Алебастр — материал ненадежный, легко пачкается, легко ломается. Джемма смотрела на белый шар лампы и видела следы и полосы там, где соприкоснулся он с головой… Да, смертельное оружие в больном воображении помешанной секретарши.
— Это чудесная, элегантная лампа, — сказала Мэрион, — но очень тяжелая. Женщина упала, а преследователь ее взъярился, будто она не должна была этого делать. Потом он наклонился и попытался снять кольцо с ее пальца, но не смог. Знаешь, как кольца впиваются, когда руки толстеют. Тогда он схватил этот нож и в неистовстве отрубил палец… Палец с кольцом взлетел и опустился прямо мне на колени. А я была в своей любимой бежевой юбке. В ужасе я сжалась, подумала, что теперь он убьет меня. Но он даже не взглянул по сторонам и меня не увидел. Про кольцо и палец он, казалось, забыл. А вместо этого подошел к окну и открыл его — сбоку есть специальный рычаг, но им редко пользуются, открывать окно стараются пореже, уж больно опасно — и выбросил женщину вниз. Весь пол был в крови, смотри, до сих пор осталось, хотя я чем только не скребла.
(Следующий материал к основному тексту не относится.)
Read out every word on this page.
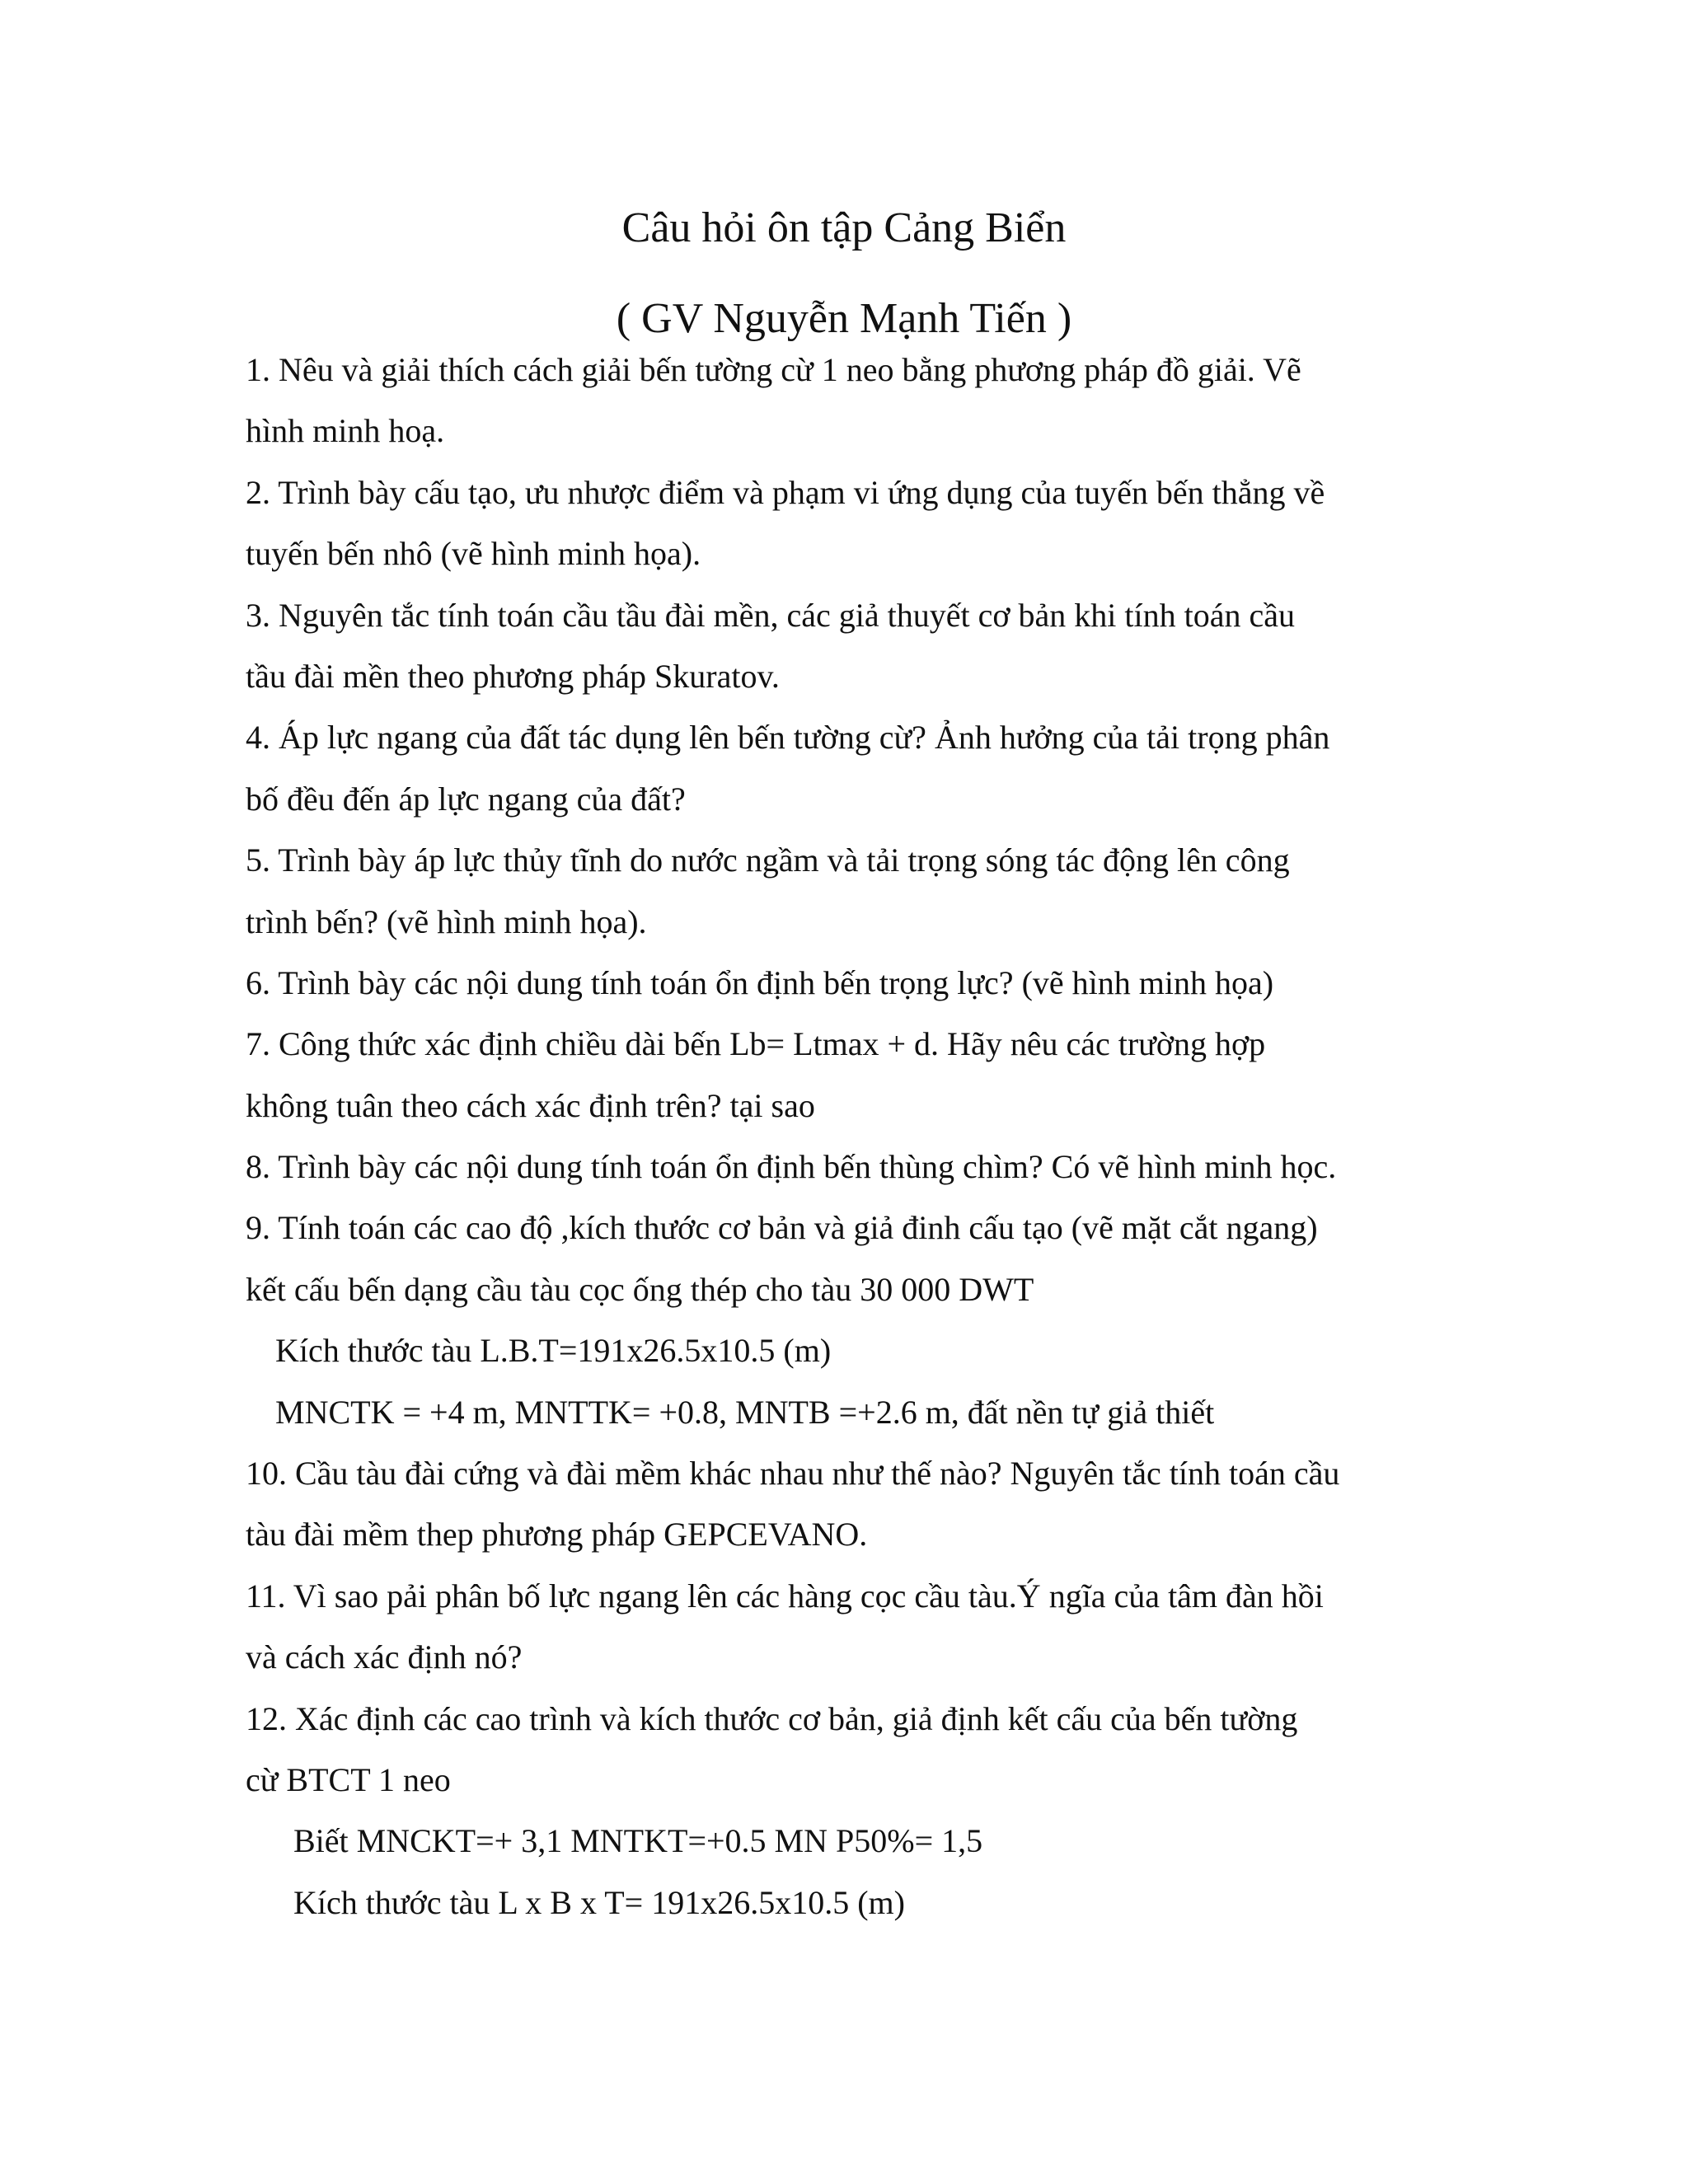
Câu hỏi ôn tập Cảng Biển
( GV Nguyễn Mạnh Tiến )
1. Nêu và giải thích cách giải bến tường cừ 1 neo bằng phương pháp đồ giải. Vẽ
hình minh hoạ.
2. Trình bày cấu tạo, ưu nhược điểm và phạm vi ứng dụng của tuyến bến thẳng về
tuyến bến nhô (vẽ hình minh họa).
3. Nguyên tắc tính toán cầu tầu đài mền, các giả thuyết cơ bản khi tính toán cầu
tầu đài mền theo phương pháp Skuratov.
4. Áp lực ngang của đất tác dụng lên bến tường cừ? Ảnh hưởng của tải trọng phân
bố đều đến áp lực ngang của đất?
5. Trình bày áp lực thủy tĩnh do nước ngầm và tải trọng sóng tác động lên công
trình bến? (vẽ hình minh họa).
6. Trình bày các nội dung tính toán ổn định bến trọng lực? (vẽ hình minh họa)
7. Công thức xác định chiều dài bến Lb= Ltmax + d. Hãy nêu các trường hợp
không tuân theo cách xác định trên? tại sao
8. Trình bày các nội dung tính toán ổn định bến thùng chìm? Có vẽ hình minh học.
9. Tính toán các cao độ ,kích thước cơ bản và giả đinh cấu tạo (vẽ mặt cắt ngang)
kết cấu bến dạng cầu tàu cọc ống thép cho tàu 30 000 DWT
Kích thước tàu L.B.T=191x26.5x10.5 (m)
MNCTK = +4 m, MNTTK= +0.8, MNTB =+2.6 m, đất nền tự giả thiết
10. Cầu tàu đài cứng và đài mềm khác nhau như thế nào? Nguyên tắc tính toán cầu
tàu đài mềm thep phương pháp GEPCEVANO.
11. Vì sao pải phân bố lực ngang lên các hàng cọc cầu tàu.Ý ngĩa của tâm đàn hồi
và cách xác định nó?
12. Xác định các cao trình và kích thước cơ bản, giả định kết cấu của bến tường
cừ BTCT 1 neo
Biết MNCKT=+ 3,1 MNTKT=+0.5 MN P50%= 1,5
Kích thước tàu L x B x T= 191x26.5x10.5 (m)
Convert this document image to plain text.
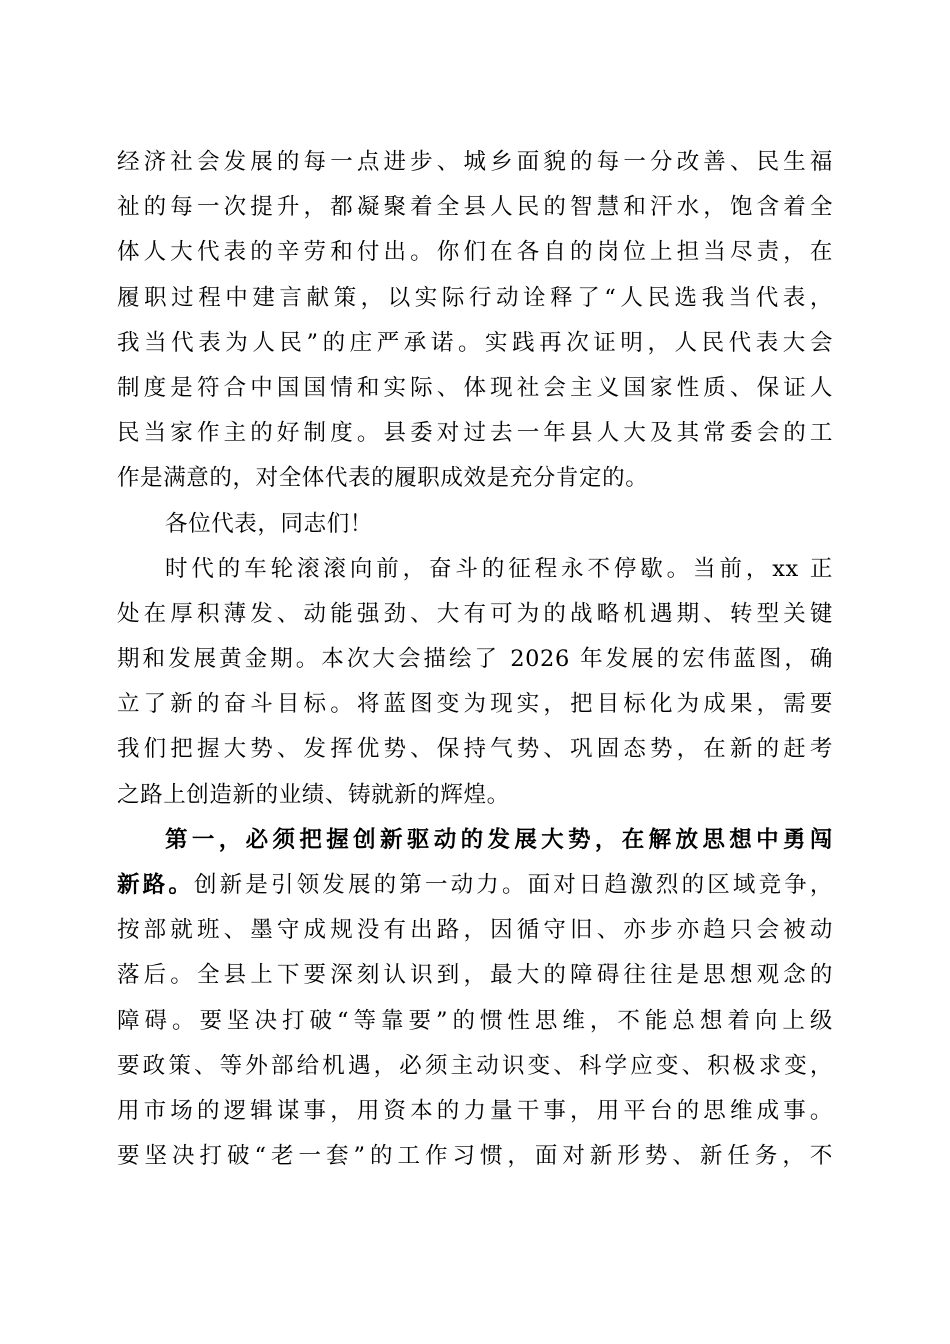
经济社会发展的每一点进步、城乡面貌的每一分改善、民生福
祉的每一次提升，都凝聚着全县人民的智慧和汗水，饱含着全
体人大代表的辛劳和付出。你们在各自的岗位上担当尽责，在
履职过程中建言献策，以实际行动诠释了“人民选我当代表，
我当代表为人民”的庄严承诺。实践再次证明，人民代表大会
制度是符合中国国情和实际、体现社会主义国家性质、保证人
民当家作主的好制度。县委对过去一年县人大及其常委会的工
作是满意的，对全体代表的履职成效是充分肯定的。
各位代表，同志们！
时代的车轮滚滚向前，奋斗的征程永不停歇。当前，xx 正
处在厚积薄发、动能强劲、大有可为的战略机遇期、转型关键
期和发展黄金期。本次大会描绘了 2026 年发展的宏伟蓝图，确
立了新的奋斗目标。将蓝图变为现实，把目标化为成果，需要
我们把握大势、发挥优势、保持气势、巩固态势，在新的赶考
之路上创造新的业绩、铸就新的辉煌。
第一，必须把握创新驱动的发展大势，在解放思想中勇闯
新路。创新是引领发展的第一动力。面对日趋激烈的区域竞争，
按部就班、墨守成规没有出路，因循守旧、亦步亦趋只会被动
落后。全县上下要深刻认识到，最大的障碍往往是思想观念的
障碍。要坚决打破“等靠要”的惯性思维，不能总想着向上级
要政策、等外部给机遇，必须主动识变、科学应变、积极求变，
用市场的逻辑谋事，用资本的力量干事，用平台的思维成事。
要坚决打破“老一套”的工作习惯，面对新形势、新任务，不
— Ты же говорила, что Офелия порезала палец. Ты просто не в себе, Мэрион. Ты сумасшедшая.
— Нет, я не сумасшедшая. Видеть сны это не безумие. Это, наоборот, развивает личность… Он отвернулся, я успела выскочить, а внизу уже собралась толпа, все вопили, орали… Ох, Джемма, Джемма.
— Представляю, какое впечатление на тебя произвело самоубийство мисс Ферст, раз после этого начались такие жуткие сны.
— Сон, по-моему, был до того. А может и нет. Все у меня перепуталось.
— Может быть, тебе обратиться к психиатру?
— Обращалась. Прописали валиум. Самое страшное в том сне — палец. Я ведь взяла его домой и спрятала в ящике своего комода. Зарыла среди своих любимых вещичек… знаешь, всякие мелочи — косынки, чулочки, ремешки… завернула, конечно, в огромную тряпку, и все равно кровь просочилась.
— Правы твои родители, — заметила Джемма. — Тебе пора в отпуск.
— Если это вообще был сон, — с надрывом продолжала свое Мэрион. — Если это не было явью. Как я могу быть уверена? Но то, что случилось в этом сне, я помню лучше чем то, что в прошлом году была на Канарских островах. Был там официант, помню. Мать с отцом все время подстраивают мне романтические приключения, так было и на Канарах. Но я помню лишь красное испанское вино и официанта в дверях. На следующий день все испарилось. Мне даже нечего было рассказать родителям. А они очень любят, чтобы им все рассказывали в мельчайших подробностях. Если ты найдешь какой недостаток в моих стариках, то только этот.
— Конечно, это был сон, — сказала Джемма. — Ты боишься Ферста, вот и приснилось дурное. А теперь я пойду к мистеру Фоксу. Он будет диктовать.
Мэрион открыла было рот, но говорить не стала. На лице ее появилось злорадство, как у Гермионы, когда она разрушала карточный домик Ханны и притворялась, что в этом виноват сквозняк.
— Что же, иди, — молвила она. — Мне какое дело.
Очень даже большое дело, подумала Джемма. Ты любишь мистера Фокса. Да весь мир любит Леона Фокса. Джемма его любит. И Джемма с решительностью и хладнокровием, о каких в себе и не подозревала (до поры до времени мы все милые, сдержанные люди), поправила перед зеркалом волосы, погримасничала, как это делают все девушки, взяла блокнот, остро заточенный карандаш и назло Мэрион, покачивая бедрами, начала восхождение. Пройти все круги… этой лестницы и через пятнадцать ступеней оказаться у цели.